U.S. sanctions against South Africa will remain in effect despite the announcement Thursday by President F.W. de Klerk that he is lifting emergency rule in three of the nation's four provinces, a State Department spokesman said.

''While we welcome this decision, this does not fulfill all our requirements for lifting of U.S. economic sanctions against South Africa," said the spokesman, who asked not to be identified.Other requirements that must still be fulfilled under the legislation that imposed the sanctions include the repeal of remaining apartheid legislation, the release of remaining political prisoners and an end to emergency rule in Natal, the province where it will remain in effect, the spokesman said.

As a result, companies not doing business in South Africa now would be prohibited from doing so, she added.

On the other hand, the United States continues to believe that American companies already doing business in South Africa play a positive role there and should remain, she said.

Black nationalist leader Nelson Mandela welcomed the move, calling it "a victory for the people of South Africa as a whole."

Before Mr. de Klerk made his announcement, Mr. Mandela said he would go on campaigning for continued international sanctions against South Africa even if the state of emergency were lifted.

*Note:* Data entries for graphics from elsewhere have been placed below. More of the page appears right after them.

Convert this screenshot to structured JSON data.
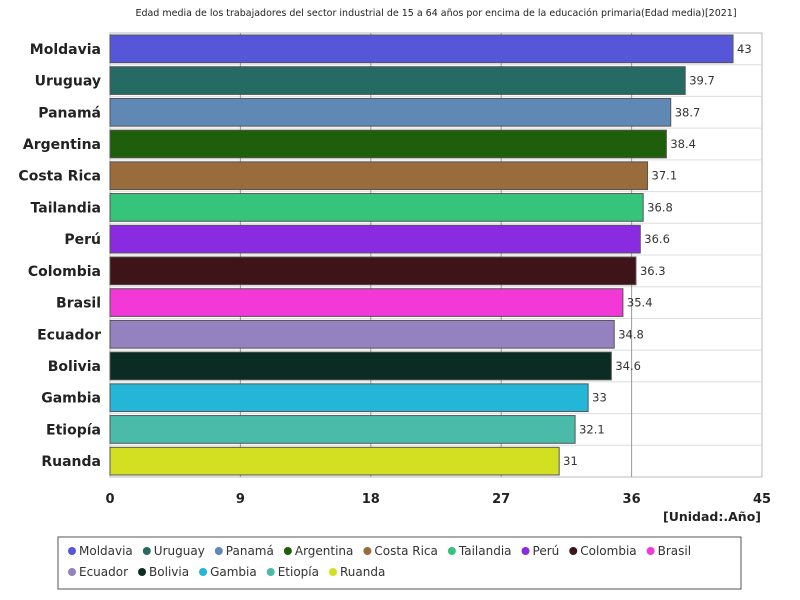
{
  "chart_data": {
    "type": "bar",
    "orientation": "horizontal",
    "title": "Edad media de los trabajadores del sector industrial de 15 a 64 años por encima de la educación primaria(Edad media)[2021]",
    "unit_label": "[Unidad:.Año]",
    "categories": [
      "Moldavia",
      "Uruguay",
      "Panamá",
      "Argentina",
      "Costa Rica",
      "Tailandia",
      "Perú",
      "Colombia",
      "Brasil",
      "Ecuador",
      "Bolivia",
      "Gambia",
      "Etiopía",
      "Ruanda"
    ],
    "values": [
      43,
      39.7,
      38.7,
      38.4,
      37.1,
      36.8,
      36.6,
      36.3,
      35.4,
      34.8,
      34.6,
      33,
      32.1,
      31
    ],
    "value_labels": [
      "43",
      "39.7",
      "38.7",
      "38.4",
      "37.1",
      "36.8",
      "36.6",
      "36.3",
      "35.4",
      "34.8",
      "34.6",
      "33",
      "32.1",
      "31"
    ],
    "colors": [
      "#5656d8",
      "#256b63",
      "#5f89b4",
      "#1f5f0b",
      "#9a6b3b",
      "#36c47a",
      "#8a2be2",
      "#3e1418",
      "#f238d6",
      "#9481bf",
      "#0b2c22",
      "#23b6d6",
      "#4bbba9",
      "#d3e021"
    ],
    "xlim": [
      0,
      45
    ],
    "xticks": [
      0,
      9,
      18,
      27,
      36,
      45
    ],
    "xtick_labels": [
      "0",
      "9",
      "18",
      "27",
      "36",
      "45"
    ],
    "grid": true,
    "legend_placement": "bottom"
  }
}
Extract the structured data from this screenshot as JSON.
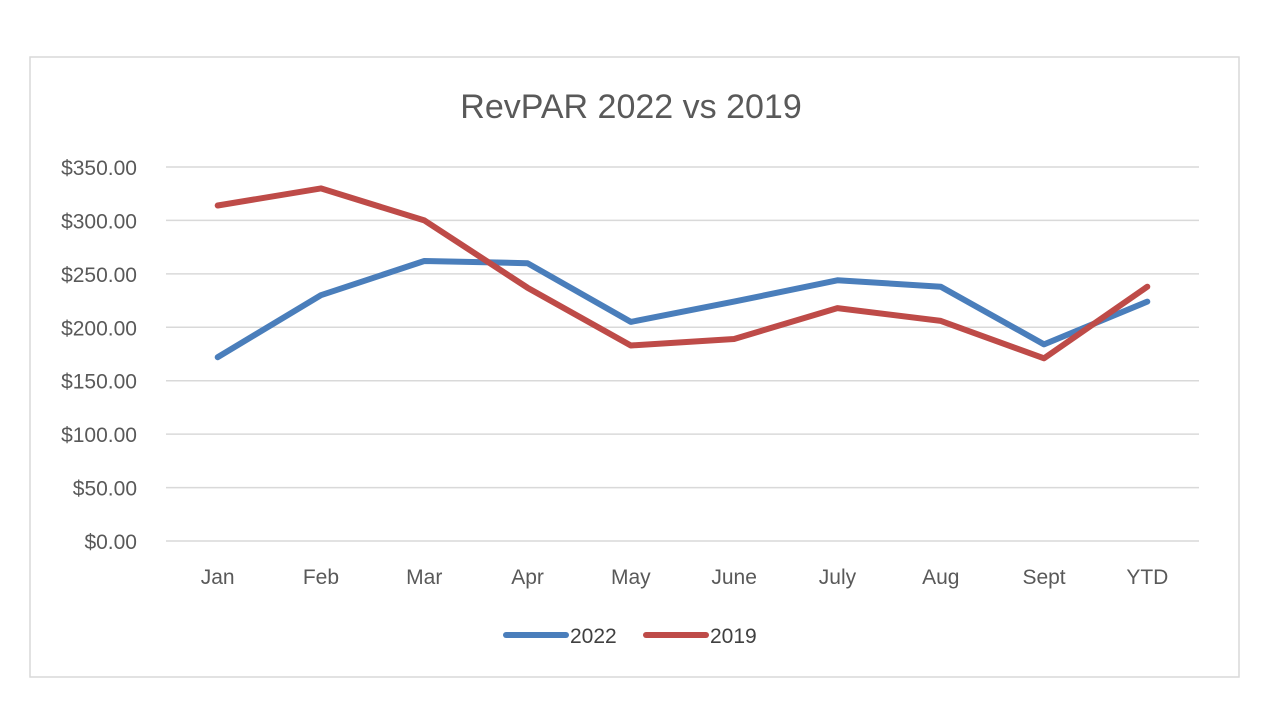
{
  "chart_data": {
    "type": "line",
    "title": "RevPAR 2022 vs 2019",
    "xlabel": "",
    "ylabel": "",
    "categories": [
      "Jan",
      "Feb",
      "Mar",
      "Apr",
      "May",
      "June",
      "July",
      "Aug",
      "Sept",
      "YTD"
    ],
    "y_ticks": [
      "$0.00",
      "$50.00",
      "$100.00",
      "$150.00",
      "$200.00",
      "$250.00",
      "$300.00",
      "$350.00"
    ],
    "ylim": [
      0,
      350
    ],
    "grid": true,
    "legend_position": "bottom",
    "series": [
      {
        "name": "2022",
        "color": "#4a7ebb",
        "values": [
          172,
          230,
          262,
          260,
          205,
          224,
          244,
          238,
          184,
          224
        ]
      },
      {
        "name": "2019",
        "color": "#be4b48",
        "values": [
          314,
          330,
          300,
          237,
          183,
          189,
          218,
          206,
          171,
          238
        ]
      }
    ]
  }
}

"There is no announcement that will make a difference. If the government decides to lift the state of emergency, it will represent a victory for the people of South Africa, but it cannot change my perception," Mr. Mandela said earlier.

"Once the process of democratization is fully under way, only then would it be appropriate for the U.S. and other countries to lift sanctions," said a congressional staffer.

Stephen Davis, a senior analyst with the Washington-based Investor Responsibility Research Center, noted that South Africa is still far from reaching a final settlement on its future, including a consensus on the economic shape of a post-apartheid society.

Therefore, he said, "It's likely that foreign corporations, in particular U.S. corporations, are going to want to see much more concrete results before they consider investing in South Africa."

Mr. Davis said the debate over what kind of economic system South Africa should have in the future has just begun.